Week of Christmas

Posted Sunday, December 20th, 2020 by Ben Klein

TL;DR: High pressure is in control right now with our next storm system arriving in Utah mid afternoon on Tuesday. There is a chance for flurries tonight in Northern Utah, but accumulation is unlikely.

Nowcast: With a ridge overhead we are seeing valley highs in the low 40’s today. Today will start out partly cloudy and breezy, expect winds to be 20-25 mph in the mountains with gusts up to 40 mph. As the ridge starts to move out of the region we will continue to see an increase of cloud coverage and wind as the day goes on. The tail end of a weak system will brush Northern Utah tonight with the chance for flurries, but nothing substantial.

Alta.com (Image at 9:44AM)

Short-Term Forecast: The next 24-48 hours will be quiet in Utah as a strong downstream northwest flow is currently tracking our ridge easterly. We will see temperatures rise tomorrow (warm before the storm) with dry, windy and mild conditions through Monday night into Tuesday morning. The trough is focused north of Utah, but the Northern Wasatch Mountains will receive decent strom energy arriving late Tuesday afternoon/night. Splitting of the trough is expected, delaying the timing of the storm, but nonetheless we should receive some needed snowfall before Christmas.
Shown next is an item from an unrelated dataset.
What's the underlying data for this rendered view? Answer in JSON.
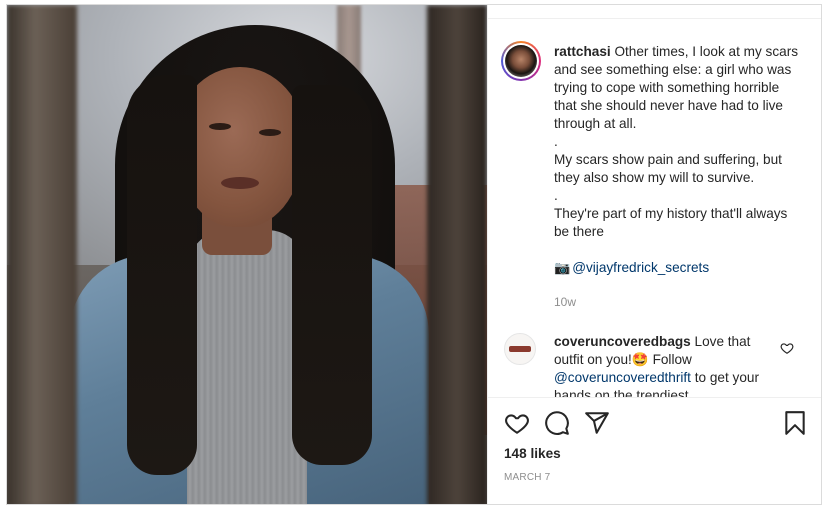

SREF at Alta Collins Run 12/20/20-09Z (http://weather.utah.edu/)

As far as snow totals go we are seeing a range of numbers being thrown around, but this storm energy will not be as strong as the last. As you can see in the image above the predicted average snowfall is about 5 inches by Wednesday morning at Alta. A cold front will follow and temperatures should drop dramatically on Wednesday. By tomorrow we should have a much better idea of how strong this storm will be. We can always keep our fingers crossed and hope it overperforms!

GFS 500 mb map shows the ridge over Utah on Christmas.
Courtesy of Tropical Tidbits: tropicaltidbits.com

Long-Term Forecast: Unfortunately it doesn’t look like we will see snow on Christmas, but it’s never too late for something to change. There isn’t much agreement between the models if the ridge is going stick around or if a trough is going to come into place. Most GEFS members and half of the EPS members show a breakdown of the ridge occurring next weekend. Meanwhile most members of the Canadian ensemble show no signs of a trough taking over. (https://www.weather.gov/)

I have high hopes that after Christmas we will return back to a stormy weather pattern!